Cela coince toujours entre la Grèce et l'#Union Européenne, en ce qui concerne la dette hellénique.Il faudra encore une nouvelle réunion, ce samedi à Bruxelles, pour tenter de voir le bout du tunnel. Du moins, constater un accord en ce qui concerne une partie de remboursement au FMI (Fond Monétaire International), pour une somme à hauteur de 1,6 milliard d'€.

L'Allemagne fait barrage

Début de semaine, Alexis Tsipras avait pourtant lancés des pistes d'économie, afin de montrer le bon vouloir de la Grèce, et de sa population, afin de rencontrer les exigences de l'Europe.

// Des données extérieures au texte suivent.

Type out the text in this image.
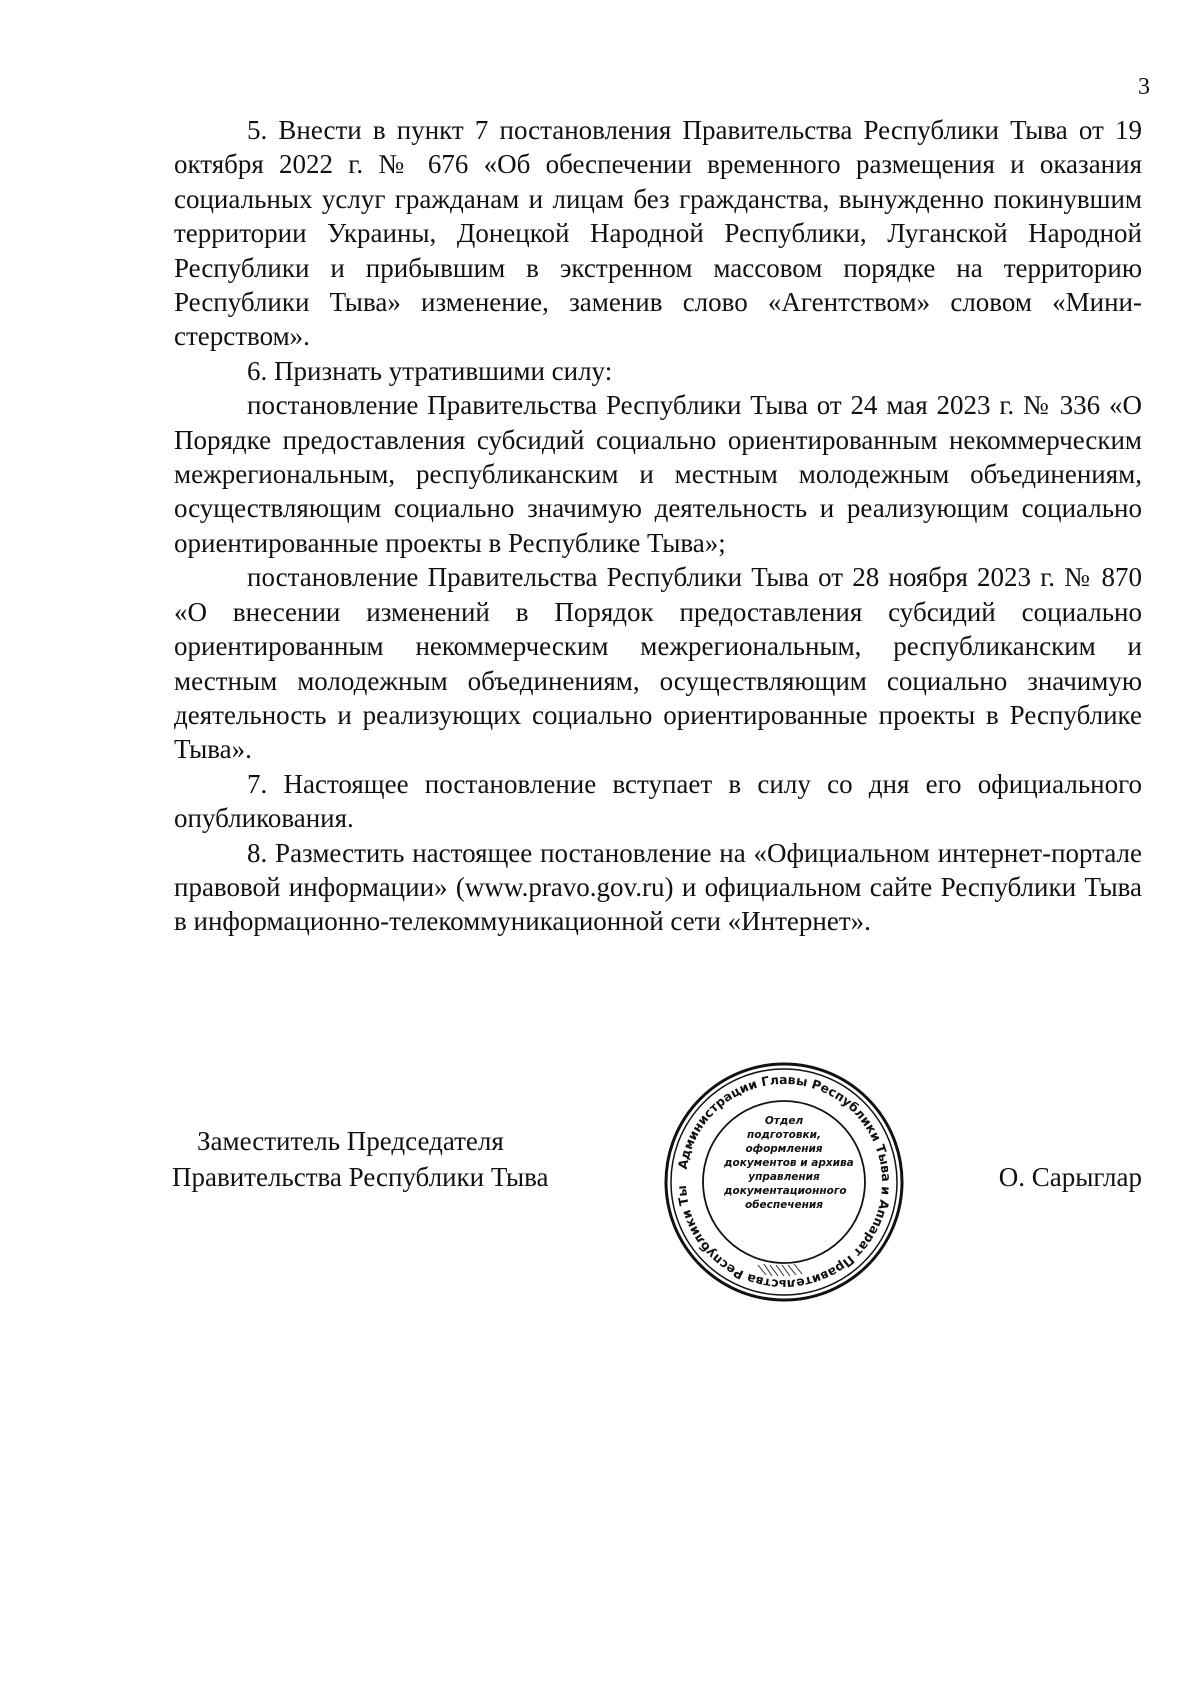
3

5. Внести в пункт 7 постановления Правительства Республики Тыва от 19 октября 2022 г. № 676 «Об обеспечении временного размещения и оказания социальных услуг гражданам и лицам без гражданства, вынужденно покинувшим территории Украины, Донецкой Народной Республики, Луганской Народной Республики и прибывшим в экстренном массовом порядке на территорию Республики Тыва» изменение, заменив слово «Агентством» словом «Министерством».

6. Признать утратившими силу:

постановление Правительства Республики Тыва от 24 мая 2023 г. № 336 «О Порядке предоставления субсидий социально ориентированным некоммерческим межрегиональным, республиканским и местным молодежным объединениям, осуществляющим социально значимую деятельность и реализующим социально ориентированные проекты в Республике Тыва»;

постановление Правительства Республики Тыва от 28 ноября 2023 г. № 870 «О внесении изменений в Порядок предоставления субсидий социально ориентированным некоммерческим межрегиональным, республиканским и местным молодежным объединениям, осуществляющим социально значимую деятельность и реализующих социально ориентированные проекты в Республике Тыва».

7. Настоящее постановление вступает в силу со дня его официального опубликования.

8. Разместить настоящее постановление на «Официальном интернет-портале правовой информации» (www.pravo.gov.ru) и официальном сайте Республики Тыва в информационно-телекоммуникационной сети «Интернет».

Заместитель Председателя
Правительства Республики Тыва	О. Сарыглар
Администрации Главы Республики Тыва и Аппарат Правительства Республики Ты
Отдел
подготовки,
оформления
документов и архива
управления
документационного
обеспечения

Le gouvernement proposait une économie de près de 3 milliards d'€, et il semble que les réticences viennent du Ministre allemand des finances, Wolfgang Schäuble qui estimait l'attitude de Yanis Varoufakis, son confrère grec, encourageant l'éloignement des rapports entre son pays et ses créanciers. Situation arrivant dans une impasse, les 19 ministres ne pouvant se mettre d'accord, et le clash arrivait du côté de la Banque Centrale Européenne et son président, Mario Draghi. Ce dernier soulignait le refus d'Alexis Tsipras de rencontrer les nouvelles propositions des créanciers.

Hollande et Tsipras confiants, Merkel pessimiste

Si pour le président français, François Hollande, on est près de trouver une solution, en accord avec le "premier" grec, pour l'Allemagne, et sa chancelière #Angela Merkel, les chances de réussite sont bien minces. En effet, deux points de réforme, proposés par Tsipras, ne trouvent pas de consensus, à savoir la hausse de la TVA, et la réforme des retraites.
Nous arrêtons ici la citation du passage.